Running is not just a sport It reconnects us to our bodies and the places in which we live, breaking down our increasingly structured and demanding lives It allows us to feel the world beneath our feet, lifts the spirit, allows our minds out to play and helps us to slip away from the demands of the modern world When Vybarr Cregan Reid set out to discover why running meant so much to so many, he began a journey which would take him out to tread London s cobbled streets, climbing to sites that have seen a millennium of hangings, and down the crumbling alleyways of Ruskin s Venice Footnotes transports you to the cliff tops of Hardy s Dorset, the deserted shorelines of Seattle, the giant redwood forests of California, and to the world s most advanced running laboratories and research centres, using debates in literature, philosophy and biology to explore that simple human desire to run Liberating and inspiring, this book reminds us why feeling the earth beneath our feet is a necessary and healing part of our lives....
|Title||:||Footnotes: How Running Makes Us Human|
|Publisher||:||Ebury Press Auflage 01 8 Juni 2017|
|Number of Pages||:||352 Seiten|
|File Size||:||794 KB|
|Status||:||Available For Download|
|Last checked||:||21 Minutes ago!|
Footnotes: How Running Makes Us Human Reviews
Not sure if this book is worth 3 stars.
Cregan-Reid is like no other author you've read on running. He articulates the richness and singularity of running as a pursuit of living in his own and personally unique voice.
Very pleasant for a contemplative and meditiative person.

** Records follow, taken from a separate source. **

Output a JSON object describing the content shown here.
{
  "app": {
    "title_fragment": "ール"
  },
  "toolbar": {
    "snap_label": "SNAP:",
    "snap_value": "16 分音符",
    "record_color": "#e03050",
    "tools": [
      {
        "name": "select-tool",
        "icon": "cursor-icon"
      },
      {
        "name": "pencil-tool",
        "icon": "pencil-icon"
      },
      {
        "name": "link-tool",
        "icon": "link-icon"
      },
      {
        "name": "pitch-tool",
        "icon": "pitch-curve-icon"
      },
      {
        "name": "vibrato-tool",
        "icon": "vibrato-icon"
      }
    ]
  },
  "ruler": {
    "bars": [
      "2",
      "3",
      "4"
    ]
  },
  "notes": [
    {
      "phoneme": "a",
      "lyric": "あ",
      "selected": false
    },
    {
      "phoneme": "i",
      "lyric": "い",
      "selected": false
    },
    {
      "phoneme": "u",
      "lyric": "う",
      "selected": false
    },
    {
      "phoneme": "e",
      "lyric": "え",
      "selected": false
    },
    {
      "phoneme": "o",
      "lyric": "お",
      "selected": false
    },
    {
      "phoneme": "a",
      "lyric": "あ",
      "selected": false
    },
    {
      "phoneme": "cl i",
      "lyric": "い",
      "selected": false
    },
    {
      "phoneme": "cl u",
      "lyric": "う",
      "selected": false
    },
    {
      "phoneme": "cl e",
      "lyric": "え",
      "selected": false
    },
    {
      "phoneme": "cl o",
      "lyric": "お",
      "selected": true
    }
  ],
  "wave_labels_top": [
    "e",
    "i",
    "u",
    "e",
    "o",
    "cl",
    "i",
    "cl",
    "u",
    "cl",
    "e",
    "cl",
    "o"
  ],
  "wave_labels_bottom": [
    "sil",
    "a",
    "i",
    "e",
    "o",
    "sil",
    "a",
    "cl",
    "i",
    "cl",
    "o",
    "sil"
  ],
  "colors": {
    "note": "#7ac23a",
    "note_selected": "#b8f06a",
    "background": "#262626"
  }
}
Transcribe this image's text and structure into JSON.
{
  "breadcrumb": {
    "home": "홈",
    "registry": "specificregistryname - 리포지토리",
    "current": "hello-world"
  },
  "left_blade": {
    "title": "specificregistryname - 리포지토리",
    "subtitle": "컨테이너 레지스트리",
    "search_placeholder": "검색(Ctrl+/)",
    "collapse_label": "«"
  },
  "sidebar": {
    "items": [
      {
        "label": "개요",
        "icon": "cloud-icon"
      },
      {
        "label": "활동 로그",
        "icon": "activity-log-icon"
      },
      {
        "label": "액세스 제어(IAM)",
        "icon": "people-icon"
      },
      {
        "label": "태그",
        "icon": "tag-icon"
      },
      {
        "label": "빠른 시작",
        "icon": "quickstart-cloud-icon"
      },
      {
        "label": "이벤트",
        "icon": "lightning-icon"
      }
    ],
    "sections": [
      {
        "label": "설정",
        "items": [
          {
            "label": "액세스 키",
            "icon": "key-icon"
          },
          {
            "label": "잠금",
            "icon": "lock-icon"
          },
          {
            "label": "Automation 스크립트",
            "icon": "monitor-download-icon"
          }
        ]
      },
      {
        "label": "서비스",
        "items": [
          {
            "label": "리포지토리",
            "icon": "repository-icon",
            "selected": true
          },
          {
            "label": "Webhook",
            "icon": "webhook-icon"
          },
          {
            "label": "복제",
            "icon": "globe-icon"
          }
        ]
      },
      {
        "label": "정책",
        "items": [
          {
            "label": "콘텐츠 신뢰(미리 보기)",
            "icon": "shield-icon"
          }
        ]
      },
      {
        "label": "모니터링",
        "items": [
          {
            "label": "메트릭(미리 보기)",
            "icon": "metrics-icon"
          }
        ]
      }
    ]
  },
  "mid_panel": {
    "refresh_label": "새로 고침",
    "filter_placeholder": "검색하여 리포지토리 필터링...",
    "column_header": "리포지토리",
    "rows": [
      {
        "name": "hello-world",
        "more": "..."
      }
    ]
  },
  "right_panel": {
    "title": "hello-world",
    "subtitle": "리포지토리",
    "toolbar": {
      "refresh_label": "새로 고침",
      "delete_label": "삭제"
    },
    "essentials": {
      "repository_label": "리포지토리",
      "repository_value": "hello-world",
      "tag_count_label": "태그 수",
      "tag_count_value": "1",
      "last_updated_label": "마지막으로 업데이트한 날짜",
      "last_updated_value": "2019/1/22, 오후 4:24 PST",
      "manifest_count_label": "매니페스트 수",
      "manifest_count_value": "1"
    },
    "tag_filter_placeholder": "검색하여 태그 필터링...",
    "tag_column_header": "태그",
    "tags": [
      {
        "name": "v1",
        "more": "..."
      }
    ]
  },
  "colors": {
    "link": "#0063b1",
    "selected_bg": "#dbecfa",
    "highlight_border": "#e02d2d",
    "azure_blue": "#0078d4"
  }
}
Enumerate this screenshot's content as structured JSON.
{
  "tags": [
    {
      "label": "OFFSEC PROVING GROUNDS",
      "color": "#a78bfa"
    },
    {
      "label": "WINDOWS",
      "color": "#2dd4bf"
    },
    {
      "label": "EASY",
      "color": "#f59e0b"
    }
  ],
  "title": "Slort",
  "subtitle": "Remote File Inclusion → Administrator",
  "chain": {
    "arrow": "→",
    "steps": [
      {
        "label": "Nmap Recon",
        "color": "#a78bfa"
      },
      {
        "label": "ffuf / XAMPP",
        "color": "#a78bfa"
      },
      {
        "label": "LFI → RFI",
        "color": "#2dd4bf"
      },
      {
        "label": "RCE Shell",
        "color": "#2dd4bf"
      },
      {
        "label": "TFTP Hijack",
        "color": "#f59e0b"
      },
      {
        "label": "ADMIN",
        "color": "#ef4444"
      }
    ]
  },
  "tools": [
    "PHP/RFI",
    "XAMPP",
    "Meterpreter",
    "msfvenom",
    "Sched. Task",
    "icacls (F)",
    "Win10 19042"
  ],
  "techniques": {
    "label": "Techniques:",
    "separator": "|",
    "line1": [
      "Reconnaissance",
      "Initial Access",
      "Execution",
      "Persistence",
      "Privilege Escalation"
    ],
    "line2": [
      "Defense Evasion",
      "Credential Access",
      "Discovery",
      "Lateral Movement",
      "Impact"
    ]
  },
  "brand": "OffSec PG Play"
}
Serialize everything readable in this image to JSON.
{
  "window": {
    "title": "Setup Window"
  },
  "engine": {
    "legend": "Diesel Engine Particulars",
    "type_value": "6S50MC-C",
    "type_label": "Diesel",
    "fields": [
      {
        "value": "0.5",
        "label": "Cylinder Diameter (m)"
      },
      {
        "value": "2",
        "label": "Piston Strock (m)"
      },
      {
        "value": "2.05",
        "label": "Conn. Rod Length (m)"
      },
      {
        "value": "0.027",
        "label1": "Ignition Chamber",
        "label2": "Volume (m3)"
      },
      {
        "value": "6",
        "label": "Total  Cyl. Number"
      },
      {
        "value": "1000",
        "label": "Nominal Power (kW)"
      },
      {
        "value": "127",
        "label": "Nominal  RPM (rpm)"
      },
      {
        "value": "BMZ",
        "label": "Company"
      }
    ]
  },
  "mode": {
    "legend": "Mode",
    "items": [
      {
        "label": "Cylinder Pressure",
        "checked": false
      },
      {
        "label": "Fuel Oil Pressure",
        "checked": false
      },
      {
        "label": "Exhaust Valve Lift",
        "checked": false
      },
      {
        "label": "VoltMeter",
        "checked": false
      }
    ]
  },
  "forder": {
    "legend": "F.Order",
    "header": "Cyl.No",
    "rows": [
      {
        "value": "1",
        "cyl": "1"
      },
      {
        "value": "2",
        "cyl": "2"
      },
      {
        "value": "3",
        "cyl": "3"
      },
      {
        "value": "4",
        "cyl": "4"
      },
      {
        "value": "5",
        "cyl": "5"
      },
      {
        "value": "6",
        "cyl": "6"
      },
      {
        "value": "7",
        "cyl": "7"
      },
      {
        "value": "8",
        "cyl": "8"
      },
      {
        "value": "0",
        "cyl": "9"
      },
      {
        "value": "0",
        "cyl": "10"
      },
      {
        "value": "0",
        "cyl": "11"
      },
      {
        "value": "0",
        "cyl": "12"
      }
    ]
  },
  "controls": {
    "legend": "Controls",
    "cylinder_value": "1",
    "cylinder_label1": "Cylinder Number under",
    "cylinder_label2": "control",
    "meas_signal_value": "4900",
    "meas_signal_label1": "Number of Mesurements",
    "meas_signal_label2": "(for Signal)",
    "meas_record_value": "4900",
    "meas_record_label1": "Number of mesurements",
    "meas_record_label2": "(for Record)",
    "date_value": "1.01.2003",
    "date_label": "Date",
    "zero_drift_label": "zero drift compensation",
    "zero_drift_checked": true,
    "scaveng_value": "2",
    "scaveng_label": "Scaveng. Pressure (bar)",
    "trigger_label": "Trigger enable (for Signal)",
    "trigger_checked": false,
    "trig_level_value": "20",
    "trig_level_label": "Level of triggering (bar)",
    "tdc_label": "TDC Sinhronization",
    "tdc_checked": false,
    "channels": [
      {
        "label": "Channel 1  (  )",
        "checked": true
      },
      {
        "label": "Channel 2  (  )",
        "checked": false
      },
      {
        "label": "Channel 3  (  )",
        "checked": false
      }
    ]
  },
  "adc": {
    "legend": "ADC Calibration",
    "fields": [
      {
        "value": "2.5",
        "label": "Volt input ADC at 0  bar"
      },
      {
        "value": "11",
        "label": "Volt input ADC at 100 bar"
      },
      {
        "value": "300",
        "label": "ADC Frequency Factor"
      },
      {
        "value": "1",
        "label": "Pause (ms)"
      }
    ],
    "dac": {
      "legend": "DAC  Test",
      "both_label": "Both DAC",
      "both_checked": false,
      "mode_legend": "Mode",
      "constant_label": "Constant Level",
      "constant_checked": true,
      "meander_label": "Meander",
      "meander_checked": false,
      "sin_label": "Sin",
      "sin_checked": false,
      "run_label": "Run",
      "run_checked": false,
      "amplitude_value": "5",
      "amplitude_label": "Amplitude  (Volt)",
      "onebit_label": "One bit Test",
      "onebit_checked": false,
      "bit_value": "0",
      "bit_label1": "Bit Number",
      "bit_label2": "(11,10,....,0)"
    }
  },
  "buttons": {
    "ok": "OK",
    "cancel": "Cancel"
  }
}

Most non-competitive runners are I believe by nature so, and a dose of this book adds to the serenity of life.
I finished this book just a few weeks ago and already it has changed my running, allowing me to own what I've always loved about running and let go of everything I never really cared about deep down. Vybarr Cregan-Reid has given me new vocabulary and awareness of the simple profundity and profound pleasure of being in green spaces, moving my body, and being a part of the whole of things. This is one of those rare, extraordinary books (on the subject of running or on any subject) that left me grateful to the author for having my world opened up to me. What a gift this book is.
What an extremely pleasant surprise. I read that this book is a good follow-up to McDougal’s “Born to Run” - a refreshing mix of science and story-telling in its own right - but I am pleased to find that it is so much more. I have been educated, entertained, and inspired.
I loved this book. It spoke about things I thought only I felt about running. A lyrical, heady viewpoint.